According to yet a further non-limiting aspect of the present disclosure, provided herein is an insect repellent composition comprising, in weight percentages based on total weight of the composition: 0.1 to 0.5% cornmint oil; 0.01 to 0.3% geraniol; 4.0 to 7.0% vanillin; 0.05 to 0.5% isopropyl myristate; 0.25 to 1.0% triethyl citrate; 0.25 to 1.0% monolaurin; 2.0 to 6.0% hydroxypropyl cellulose; 0.01 to 0.3% citric acid; and isopropanol.

According to one non-limiting aspect of the present disclosure, provided herein is an insect repellent composition comprising, in weight percentages based on total weight of the composition: 0.1 to 0.5% cornmint oil; 0.05 to 0.5% isopropyl myristate; 0.25 to 1.0% triethyl citrate; 0.25 to 1.0% monolaurin; 2.0 to 6.0% hydroxypropyl cellulose; and isopropanol.
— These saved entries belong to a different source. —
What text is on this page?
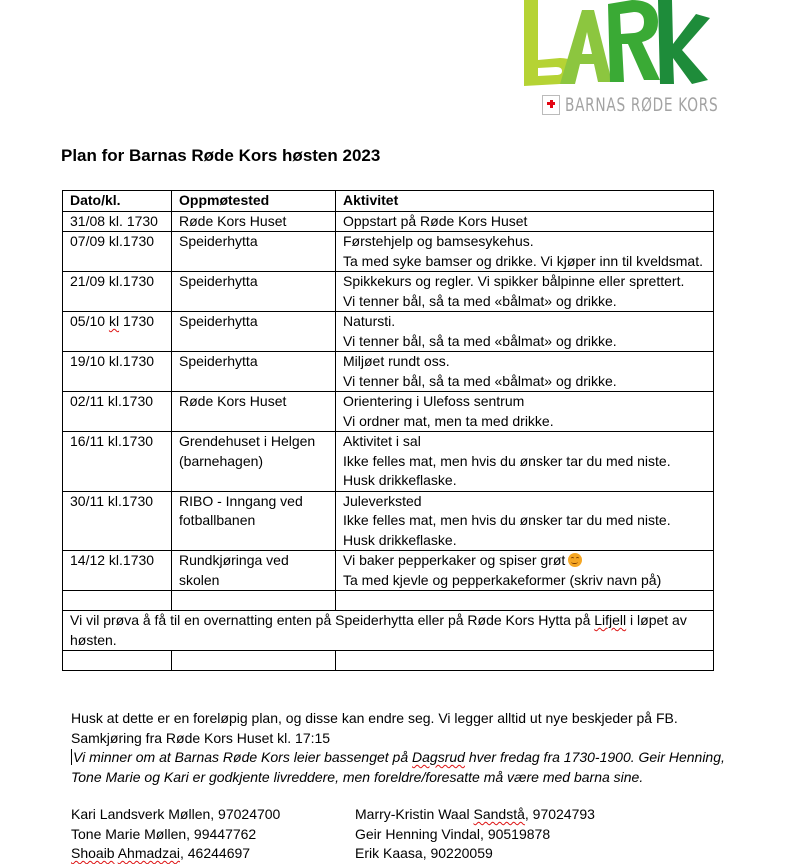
BARNAS RØDE KORS
Plan for Barnas Røde Kors høsten 2023
Dato/kl.	Oppmøtested	Aktivitet
31/08 kl. 1730	Røde Kors Huset	Oppstart på Røde Kors Huset

07/09 kl.1730	Speiderhytta	Førstehjelp og bamsesykehus.
Ta med syke bamser og drikke. Vi kjøper inn til kveldsmat.

21/09 kl.1730	Speiderhytta	Spikkekurs og regler. Vi spikker bålpinne eller sprettert.
Vi tenner bål, så ta med «bålmat» og drikke.

05/10 kl 1730	Speiderhytta	Natursti.
Vi tenner bål, så ta med «bålmat» og drikke.

19/10 kl.1730	Speiderhytta	Miljøet rundt oss.
Vi tenner bål, så ta med «bålmat» og drikke.

02/11 kl.1730	Røde Kors Huset	Orientering i Ulefoss sentrum
Vi ordner mat, men ta med drikke.

16/11 kl.1730	Grendehuset i Helgen (barnehagen)	Aktivitet i sal
Ikke felles mat, men hvis du ønsker tar du med niste.
Husk drikkeflaske.

30/11 kl.1730	RIBO - Inngang ved fotballbanen	Juleverksted
Ikke felles mat, men hvis du ønsker tar du med niste.
Husk drikkeflaske.

14/12 kl.1730	Rundkjøringa ved skolen	Vi baker pepperkaker og spiser grøt
Ta med kjevle og pepperkakeformer (skriv navn på)

Vi vil prøva å få til en overnatting enten på Speiderhytta eller på Røde Kors Hytta på Lifjell i løpet av høsten.		

Husk at dette er en foreløpig plan, og disse kan endre seg. Vi legger alltid ut nye beskjeder på FB.

Samkjøring fra Røde Kors Huset kl. 17:15

Vi minner om at Barnas Røde Kors leier bassenget på Dagsrud hver fredag fra 1730-1900. Geir Henning, Tone Marie og Kari er godkjente livreddere, men foreldre/foresatte må være med barna sine.

Kari Landsverk Møllen, 97024700
Tone Marie Møllen, 99447762
Shoaib Ahmadzai, 46244697
Marry-Kristin Waal Sandstå, 97024793
Geir Henning Vindal, 90519878
Erik Kaasa, 90220059
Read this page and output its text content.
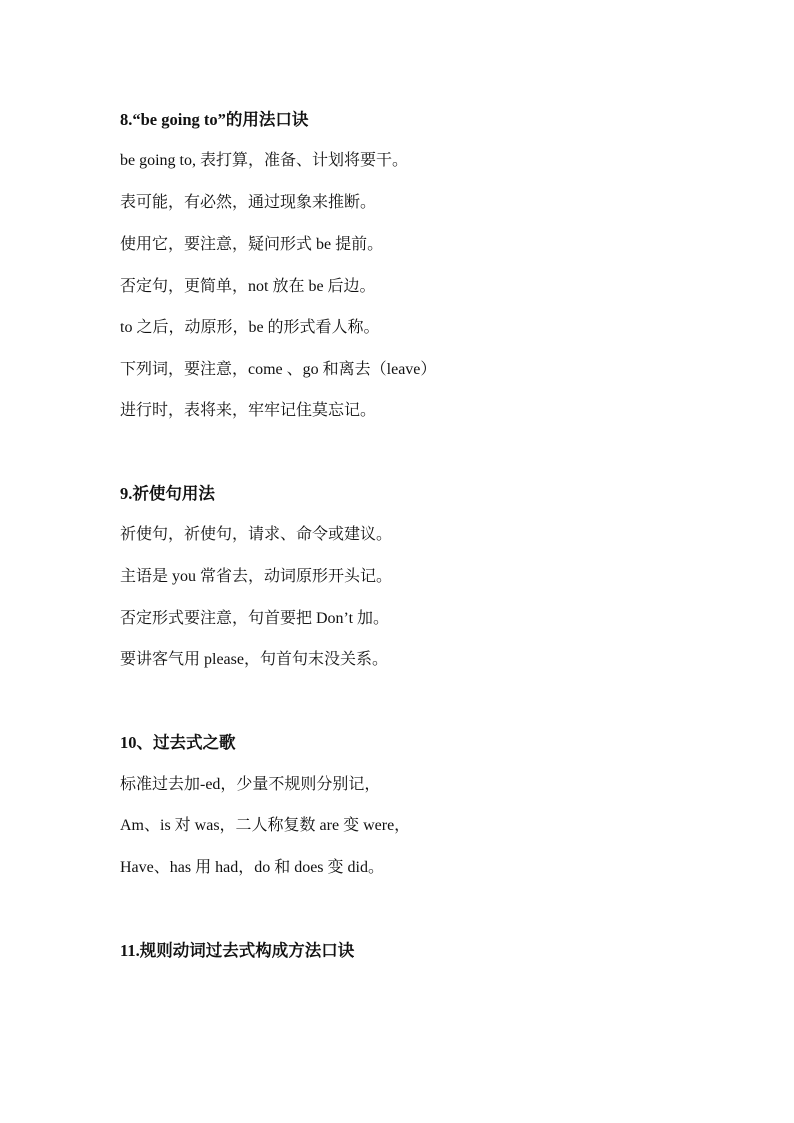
8.“be going to”的用法口诀
be going to, 表打算，准备、计划将要干。
表可能，有必然，通过现象来推断。
使用它，要注意，疑问形式 be 提前。
否定句，更简单，not 放在 be 后边。
to 之后，动原形，be 的形式看人称。
下列词，要注意，come 、go 和离去（leave）
进行时，表将来，牢牢记住莫忘记。
9.祈使句用法
祈使句，祈使句，请求、命令或建议。
主语是 you 常省去，动词原形开头记。
否定形式要注意，句首要把 Don’t 加。
要讲客气用 please，句首句末没关系。
10、过去式之歌
标准过去加-ed，少量不规则分别记，
Am、is 对 was，二人称复数 are 变 were，
Have、has 用 had，do 和 does 变 did。
11.规则动词过去式构成方法口诀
According to another non-limiting aspect of the present disclosure, provided herein is an insect repellent composition comprising, in weight percentages based on total weight of the composition: 0.01 to 0.3% geraniol; 0.05 to 0.5% isopropyl myristate; 0.25 to 1.0% triethyl citrate; 0.25 to 1.0% monolaurin; 2.0 to 6.0% hydroxypropyl cellulose; and isopropanol.

According to yet another non-limiting aspect of the present disclosure, provided herein is an insect repellent composition comprising, in weight percentages based on total weight of the composition: 4.0 to 7.0% vanillin; 0.05 to 0.5% isopropyl myristate; 0.25 to 1.0% triethyl citrate; 0.25 to 1.0% monolaurin; 2.0 to 6.0% hydroxypropyl cellulose; and isopropanol.

According to yet a further non-limiting aspect of the present disclosure, provided herein is an insect repellent composition comprising, in weight percentages based on total weight of the composition: 0.1 to 0.5% cornmint oil; 0.01 to 0.3% geraniol; 4.0 to 7.0% vanillin; 0.05 to 0.5% isopropyl myristate; 0.25 to 1.0% triethyl citrate; 0.25 to 1.0% monolaurin; 2.0 to 6.0% hydroxypropyl cellulose; and isopropanol.

Additional aspects according to the present disclosure are directed to methods for controlling pests, the methods comprising applying an insect repellent formulation according to the present disclosure to an area.

The foregoing summary is illustrative only and is not intended to be in any way limiting. In addition to the illustrative examples and features described herein, further aspects, examples, objects, and features of the disclosure will become apparent from the drawings and the following detailed description and claims.

DESCRIPTION OF CERTAIN EMBODIMENTS OF THE INVENTION

The present disclosure relates to insect repellent compositions. In certain embodiments, the insect repellent compositions may be repellent blends comprising one or more active ingredients, surfactants, film-forming agents, stabilizers, application enhancers, solvents, and other supporting moieties. The insect repellent formulations form a substantially clear durable film that repels insects for an extended period (e.g., up to 90 days). The formulations may include ingredients deemed “minimal risk pesticides” by the EPA (“25b/4a”; FIFRA-exempt), making the formulations ideal for use in various environments including sensitive areas where conventional insecticides are not permitted or desired.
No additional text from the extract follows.